Although modern vehicles are significantly safer than their counterparts from the past, the work that engineers put into protecting drivers only helps if people respect the rules of the road.

While road accidents are declining, drunk driving is still a threat to drivers.

After all, despite the rise of preventative safety measures such as electronic stability control and autonomous emergency braking, it's still up to drivers to limit the risks they take. For fleet managers, it's essential to educate drivers on the many dangers associated with driving under the influence of drugs or alcohol. 

Despite reports from the Department of Infrastructure and Regional Development which state that road accidents and deaths are declining in Australia, specific accidents are becoming more prominent for the country's drivers. 

Drunk driving defines accident reports

The Royal Automobile Club of Queensland (RACQ) reported on statistics from the Department of Transport and Main Roads which noted that Queensland is home to a disproportionate amount of accidents as a result of drugged and drunk drivers. 

According to the statistics, the Gold Coast region observes the highest accident rate, with an average of 6.2 fatal crashes per year as the result of impaired drivers.
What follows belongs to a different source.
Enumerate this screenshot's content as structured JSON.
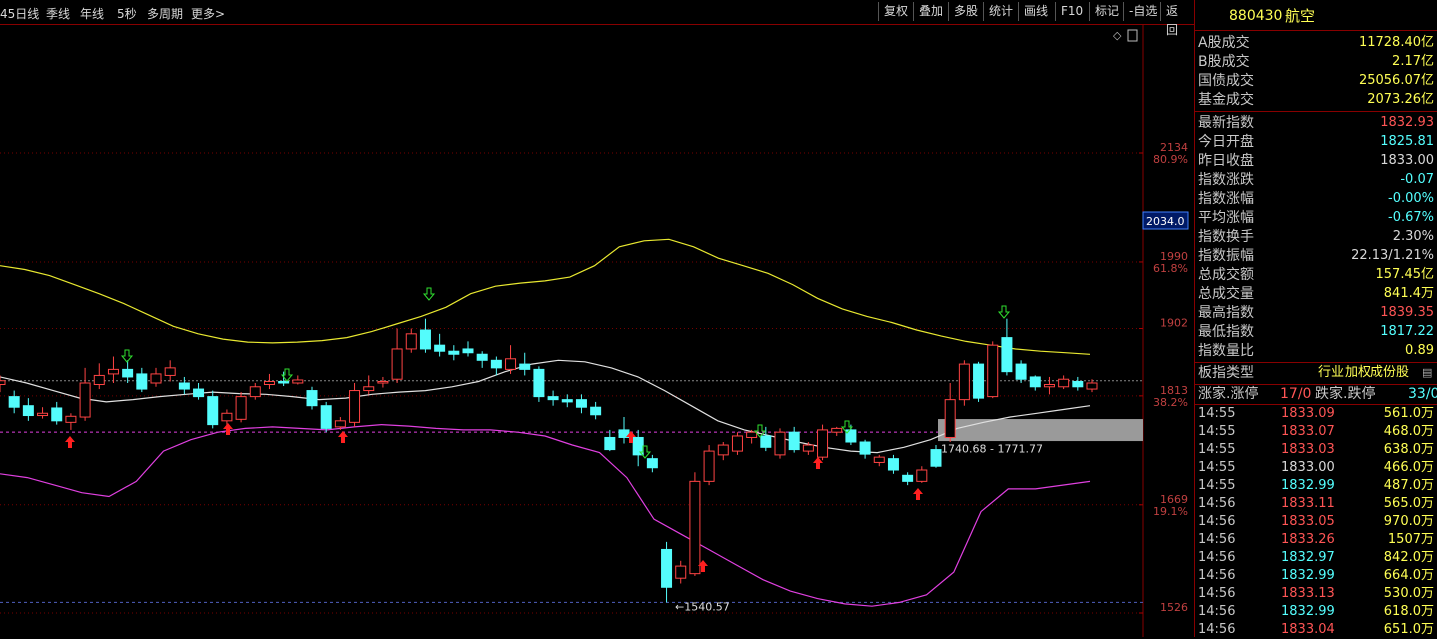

The message from the RACQ comes at a time when traffic in this area and the rest of the country increases. With Schoolies in process and the holiday period around the corner, it's important that drivers remain alert. 

"Your ability to operate a vehicle is severely compromised if you're intoxicated," RACQ Spokesperson Lauren Ritchie explained. 

"You risk not only your life and your passenger's but every other person on the road."

Drinking and driving don't mix. Drinking and driving don't mix.

How do alcohol and drugs affect drivers?

To illustrate just how profound the effects of drunk and drugged driving are, Ford created a suit that allows people to experience these forces in a safe manner. 

Ford's creation comprised of a number of features designed to reduce the wearer's cognitive ability and mimic how a person under the influence sees the world. This included vision impairment glasses to reduce how far people could see, neck bandages to reduce head movement and even tremor generators to make the wearer's hands shake. 

Testing the suit would likely be an interesting experience for fleet managers, with CEO of the Meyer-Hentschel Institute Gundolf Meyer-Hentschel revealing the extent of the testing that took place. 

"Drug users sometimes see flashing lights in their peripheral field, an effect recreated by our goggles, while imaginary sounds are generated by the headphones," he explained.

"Additionally, the goggles distort perception, and produce colourful visual sensations - a side effect of LSD use."

Ultimately, while modern vehicles are much safer than they used to be, it's up to drivers to ensure they're following best practice behind the wheel.